Vorkosten sind Aufwendungen, die vor der Kaufentscheidung anfallen. Sie sind sofort als Betriebsausgaben abziehbar.
Aufwendungen für die Anwenderschulung sind sofort als Betriebsausgaben abziehbar (Ausnahme vgl. Rdnr. 7).
Es bestehen keine Bedenken, Wartungskosten, die aufgrund von regelmäßig mit dem Lizenzvertrag abgeschlossenen Wartungsverträgen anfallen, sowie die Zurverfügungstellung von Weiterentwicklungen und Verbesserungen der Software im Rahmen von Updates, Versions- oder Releasewechseln als Erhaltungsaufwendungen zu behandeln, obwohl sie auch Elemente von nachträglichen Anschaffungskosten enthalten (Abgrenzung vgl. Rdnr. 10).

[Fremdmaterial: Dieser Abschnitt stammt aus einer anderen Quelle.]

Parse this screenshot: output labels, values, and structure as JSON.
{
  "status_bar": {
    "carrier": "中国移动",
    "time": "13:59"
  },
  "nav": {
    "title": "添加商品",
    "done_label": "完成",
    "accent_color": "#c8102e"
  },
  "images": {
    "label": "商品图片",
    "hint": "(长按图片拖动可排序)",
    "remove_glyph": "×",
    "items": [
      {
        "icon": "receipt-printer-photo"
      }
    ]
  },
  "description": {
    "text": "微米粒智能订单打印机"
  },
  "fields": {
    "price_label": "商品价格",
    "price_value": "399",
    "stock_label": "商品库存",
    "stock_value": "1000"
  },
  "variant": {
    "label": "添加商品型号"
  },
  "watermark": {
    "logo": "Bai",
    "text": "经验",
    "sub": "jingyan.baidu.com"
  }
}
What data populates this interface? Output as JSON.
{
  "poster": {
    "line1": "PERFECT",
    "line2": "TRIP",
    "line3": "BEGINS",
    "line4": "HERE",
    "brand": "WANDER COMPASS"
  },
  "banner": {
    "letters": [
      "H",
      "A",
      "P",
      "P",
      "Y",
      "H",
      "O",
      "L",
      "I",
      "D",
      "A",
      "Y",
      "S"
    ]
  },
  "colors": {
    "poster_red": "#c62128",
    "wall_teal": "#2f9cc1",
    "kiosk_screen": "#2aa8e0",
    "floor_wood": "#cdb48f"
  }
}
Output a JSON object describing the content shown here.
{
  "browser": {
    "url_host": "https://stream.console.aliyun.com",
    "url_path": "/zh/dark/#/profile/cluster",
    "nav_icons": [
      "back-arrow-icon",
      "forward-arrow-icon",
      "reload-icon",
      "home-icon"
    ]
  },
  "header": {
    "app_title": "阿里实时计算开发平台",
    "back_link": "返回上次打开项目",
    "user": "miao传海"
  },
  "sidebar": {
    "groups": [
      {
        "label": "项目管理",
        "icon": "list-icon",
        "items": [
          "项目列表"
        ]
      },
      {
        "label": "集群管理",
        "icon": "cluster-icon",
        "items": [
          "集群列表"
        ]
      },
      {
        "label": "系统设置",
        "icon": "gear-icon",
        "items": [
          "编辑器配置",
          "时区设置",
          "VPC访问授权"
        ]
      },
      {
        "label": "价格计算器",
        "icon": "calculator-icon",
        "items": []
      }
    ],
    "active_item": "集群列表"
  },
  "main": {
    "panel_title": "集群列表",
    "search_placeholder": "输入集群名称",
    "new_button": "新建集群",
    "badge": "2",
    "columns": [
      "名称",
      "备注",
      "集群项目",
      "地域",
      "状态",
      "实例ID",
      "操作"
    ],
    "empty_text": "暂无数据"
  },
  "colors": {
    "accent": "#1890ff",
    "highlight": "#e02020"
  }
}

Ein sofortiger Abzug als Erhaltungsaufwand ist ausgeschlossen, wenn in den Wartungskosten ein verdeckter Kaufpreis enthalten ist. Dies ist der Fall, wenn der Abschluss eines Wartungsvertrages Einfluss auf die Höhe des Kaufpreises der Lizenz hat. In diesem Fall ist eine Aufteilung in Erhaltungsaufwand und Anschaffungskosten im Wege der Schätzung vorzunehmen.
Bei Piloteinsätzen wird das Softwaresystem bereits überwiegend für Zwecke der betrieblichen Leistungserstellung eingesetzt. Die dadurch verursachten zusätzlichen Aufwendungen sind als Kosten des laufenden Betriebs sofort als Betriebsausgaben zu berücksichtigen.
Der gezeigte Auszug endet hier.